The hours dragged on and by 12:30 a.m. there was little news which was not comforting. My stomach was in revolt and I was slowly deciding that I wasn’t digging being alone anymore. From Q’s updates it was becoming obvious that they were in for a long night there. When my parents called and said they had a plan to postpone their flight by 12 hours, rent a car at the airport and come home first thing in the morning I caved and asked them to come right then. And they did. Wow.
The upshot of all of this is that Mark is alright. He was released at noon the next day and co-workers got Q home in time to see his daughter rock in her last regular season volleyball game. Another co-worker stayed behind and drove Mark home that afternoon. Mark’s heart is, as we would have guessed, Tour de France-worthy and he knocked the socks off a stress test while running in khakis and dress shoes. We’re following up here on the unanswered questions and trying to lie low for a few days, but expect to find out that he’s in great shape. My parents were able to rebook their flights for the next morning and they did a Groundhog Day where they went back to the same hotel and did the whole thing over again. All of us who didn’t sleep a wink that night are catching up and starting to feel back to normal.

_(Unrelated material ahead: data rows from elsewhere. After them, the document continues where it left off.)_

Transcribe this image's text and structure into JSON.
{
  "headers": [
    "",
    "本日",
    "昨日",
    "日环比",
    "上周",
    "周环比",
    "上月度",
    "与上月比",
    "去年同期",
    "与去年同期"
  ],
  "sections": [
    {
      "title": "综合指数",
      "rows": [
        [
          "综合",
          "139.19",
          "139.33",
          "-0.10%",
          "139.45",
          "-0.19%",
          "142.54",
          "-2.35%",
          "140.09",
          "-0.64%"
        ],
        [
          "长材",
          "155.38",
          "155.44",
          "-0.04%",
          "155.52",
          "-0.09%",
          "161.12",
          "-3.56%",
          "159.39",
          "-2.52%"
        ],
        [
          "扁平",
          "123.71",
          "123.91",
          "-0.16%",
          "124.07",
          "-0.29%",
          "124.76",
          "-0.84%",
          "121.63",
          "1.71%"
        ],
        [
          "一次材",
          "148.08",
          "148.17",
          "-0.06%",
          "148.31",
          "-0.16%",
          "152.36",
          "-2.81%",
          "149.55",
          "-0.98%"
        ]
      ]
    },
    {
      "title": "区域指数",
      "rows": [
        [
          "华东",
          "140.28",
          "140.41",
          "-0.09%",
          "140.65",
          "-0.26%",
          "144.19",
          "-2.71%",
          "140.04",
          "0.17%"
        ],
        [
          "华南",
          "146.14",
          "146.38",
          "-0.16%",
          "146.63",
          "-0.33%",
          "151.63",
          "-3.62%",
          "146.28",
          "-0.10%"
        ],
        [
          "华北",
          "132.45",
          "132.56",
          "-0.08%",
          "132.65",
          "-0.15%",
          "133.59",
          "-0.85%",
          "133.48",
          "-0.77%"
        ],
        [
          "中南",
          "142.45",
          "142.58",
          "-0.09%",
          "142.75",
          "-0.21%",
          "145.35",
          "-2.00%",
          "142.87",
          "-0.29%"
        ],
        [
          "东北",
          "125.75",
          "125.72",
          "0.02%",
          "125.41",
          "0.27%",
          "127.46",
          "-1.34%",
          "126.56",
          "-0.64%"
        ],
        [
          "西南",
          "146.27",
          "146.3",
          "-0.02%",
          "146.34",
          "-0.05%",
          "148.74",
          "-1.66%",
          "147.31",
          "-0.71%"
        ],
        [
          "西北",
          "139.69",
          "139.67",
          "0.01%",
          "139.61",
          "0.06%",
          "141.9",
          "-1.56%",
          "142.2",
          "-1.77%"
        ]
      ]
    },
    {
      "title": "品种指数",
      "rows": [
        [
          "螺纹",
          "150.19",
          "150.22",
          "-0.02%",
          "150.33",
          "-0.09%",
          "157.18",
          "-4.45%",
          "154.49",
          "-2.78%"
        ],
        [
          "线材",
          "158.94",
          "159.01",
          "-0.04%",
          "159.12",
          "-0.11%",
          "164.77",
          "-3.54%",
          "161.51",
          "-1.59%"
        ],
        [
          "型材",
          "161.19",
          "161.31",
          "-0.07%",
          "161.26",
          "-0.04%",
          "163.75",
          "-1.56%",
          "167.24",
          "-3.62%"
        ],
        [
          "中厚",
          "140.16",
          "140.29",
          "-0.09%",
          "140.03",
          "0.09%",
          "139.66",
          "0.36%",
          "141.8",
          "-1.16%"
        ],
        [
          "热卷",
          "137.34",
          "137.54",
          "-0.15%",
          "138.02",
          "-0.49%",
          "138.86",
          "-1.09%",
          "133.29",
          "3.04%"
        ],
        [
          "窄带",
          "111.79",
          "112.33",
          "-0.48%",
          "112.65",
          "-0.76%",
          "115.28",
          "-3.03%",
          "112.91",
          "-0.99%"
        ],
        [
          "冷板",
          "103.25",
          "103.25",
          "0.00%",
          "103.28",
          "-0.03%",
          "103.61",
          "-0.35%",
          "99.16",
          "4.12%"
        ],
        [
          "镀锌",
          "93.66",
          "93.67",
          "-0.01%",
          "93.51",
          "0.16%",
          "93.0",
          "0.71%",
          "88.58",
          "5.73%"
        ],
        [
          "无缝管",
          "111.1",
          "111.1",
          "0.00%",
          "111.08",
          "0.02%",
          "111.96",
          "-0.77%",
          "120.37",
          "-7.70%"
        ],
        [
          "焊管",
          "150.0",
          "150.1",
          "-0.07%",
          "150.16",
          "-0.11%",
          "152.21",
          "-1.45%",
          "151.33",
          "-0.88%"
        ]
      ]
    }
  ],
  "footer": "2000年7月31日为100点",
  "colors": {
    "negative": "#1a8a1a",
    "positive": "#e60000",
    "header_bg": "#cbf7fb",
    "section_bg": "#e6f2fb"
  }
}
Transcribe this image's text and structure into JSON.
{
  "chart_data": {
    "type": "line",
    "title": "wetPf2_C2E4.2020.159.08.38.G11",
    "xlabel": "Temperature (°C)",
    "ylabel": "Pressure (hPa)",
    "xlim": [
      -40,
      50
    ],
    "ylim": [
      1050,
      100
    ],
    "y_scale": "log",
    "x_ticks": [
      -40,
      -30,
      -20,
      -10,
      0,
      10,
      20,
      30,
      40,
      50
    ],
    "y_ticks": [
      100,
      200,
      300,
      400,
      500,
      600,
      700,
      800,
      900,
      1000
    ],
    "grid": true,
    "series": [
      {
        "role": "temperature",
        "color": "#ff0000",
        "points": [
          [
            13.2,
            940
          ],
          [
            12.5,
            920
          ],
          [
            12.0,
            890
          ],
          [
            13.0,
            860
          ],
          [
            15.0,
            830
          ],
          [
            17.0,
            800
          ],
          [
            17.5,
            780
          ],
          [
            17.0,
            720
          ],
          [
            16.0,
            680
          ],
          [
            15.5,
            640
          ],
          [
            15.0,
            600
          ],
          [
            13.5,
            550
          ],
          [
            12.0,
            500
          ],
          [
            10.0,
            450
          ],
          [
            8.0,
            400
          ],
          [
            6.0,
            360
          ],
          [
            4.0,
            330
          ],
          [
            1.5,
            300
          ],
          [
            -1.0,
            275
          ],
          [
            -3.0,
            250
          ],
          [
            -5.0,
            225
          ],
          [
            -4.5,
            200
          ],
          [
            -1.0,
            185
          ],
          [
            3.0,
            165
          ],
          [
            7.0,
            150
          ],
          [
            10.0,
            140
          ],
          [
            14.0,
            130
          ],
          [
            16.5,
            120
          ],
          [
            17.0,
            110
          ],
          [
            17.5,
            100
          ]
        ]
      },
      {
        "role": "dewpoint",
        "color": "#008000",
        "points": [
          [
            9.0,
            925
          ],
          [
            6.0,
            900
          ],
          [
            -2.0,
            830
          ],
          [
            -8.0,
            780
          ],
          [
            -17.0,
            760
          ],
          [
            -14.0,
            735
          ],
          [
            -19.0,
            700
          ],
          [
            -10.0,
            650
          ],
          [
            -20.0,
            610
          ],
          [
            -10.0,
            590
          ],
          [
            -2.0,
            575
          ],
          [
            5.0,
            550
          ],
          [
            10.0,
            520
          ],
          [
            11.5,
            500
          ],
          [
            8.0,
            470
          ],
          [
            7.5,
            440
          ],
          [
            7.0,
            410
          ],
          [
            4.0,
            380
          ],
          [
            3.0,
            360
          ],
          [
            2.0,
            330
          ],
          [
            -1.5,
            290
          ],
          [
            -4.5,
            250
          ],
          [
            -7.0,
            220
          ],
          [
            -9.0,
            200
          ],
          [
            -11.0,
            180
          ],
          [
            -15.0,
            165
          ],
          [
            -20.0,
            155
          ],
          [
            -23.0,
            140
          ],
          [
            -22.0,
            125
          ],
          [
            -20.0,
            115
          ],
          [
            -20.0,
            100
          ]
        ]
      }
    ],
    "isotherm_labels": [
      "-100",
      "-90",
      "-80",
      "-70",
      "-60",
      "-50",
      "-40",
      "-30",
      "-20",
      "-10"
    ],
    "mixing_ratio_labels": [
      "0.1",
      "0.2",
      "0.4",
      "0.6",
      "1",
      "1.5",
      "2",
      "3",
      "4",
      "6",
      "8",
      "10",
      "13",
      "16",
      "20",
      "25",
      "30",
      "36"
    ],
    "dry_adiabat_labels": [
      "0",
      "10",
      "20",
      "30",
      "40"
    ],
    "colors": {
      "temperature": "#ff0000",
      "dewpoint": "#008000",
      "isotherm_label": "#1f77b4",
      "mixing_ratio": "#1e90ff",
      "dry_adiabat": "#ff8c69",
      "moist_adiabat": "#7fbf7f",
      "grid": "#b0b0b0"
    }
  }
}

And, here’s the amazing part: we have learned, in a way you never want to, that we have people in our lives who are better friends and family than we could have even imagined. I made exactly one outgoing phone call to my parents and one to Mark’s, and the rest were incoming and overwhelming. The boys never had a clue and we are blessed beyond measure.
I almost wrote this post yesterday about how I really had no clue that our long-ish week was about to get longer on Wednesday afternoon. Good thing I waited because if I had written it yesterday it wouldn’t have included how Andrew woke-up today with a 102.2 degree temperature, wicked sore throat, cough and willingness to lie in his bed and watch movies. It’s probably premature to call it the flu, but gosh, it seems like he’s a little swine-y.
The good thing is that on Tuesday that would have really sent me over the edge. Today, well. No big deal. We’ll just keep to ourselves and try not to cough on anyone until it passes. Oink, oink.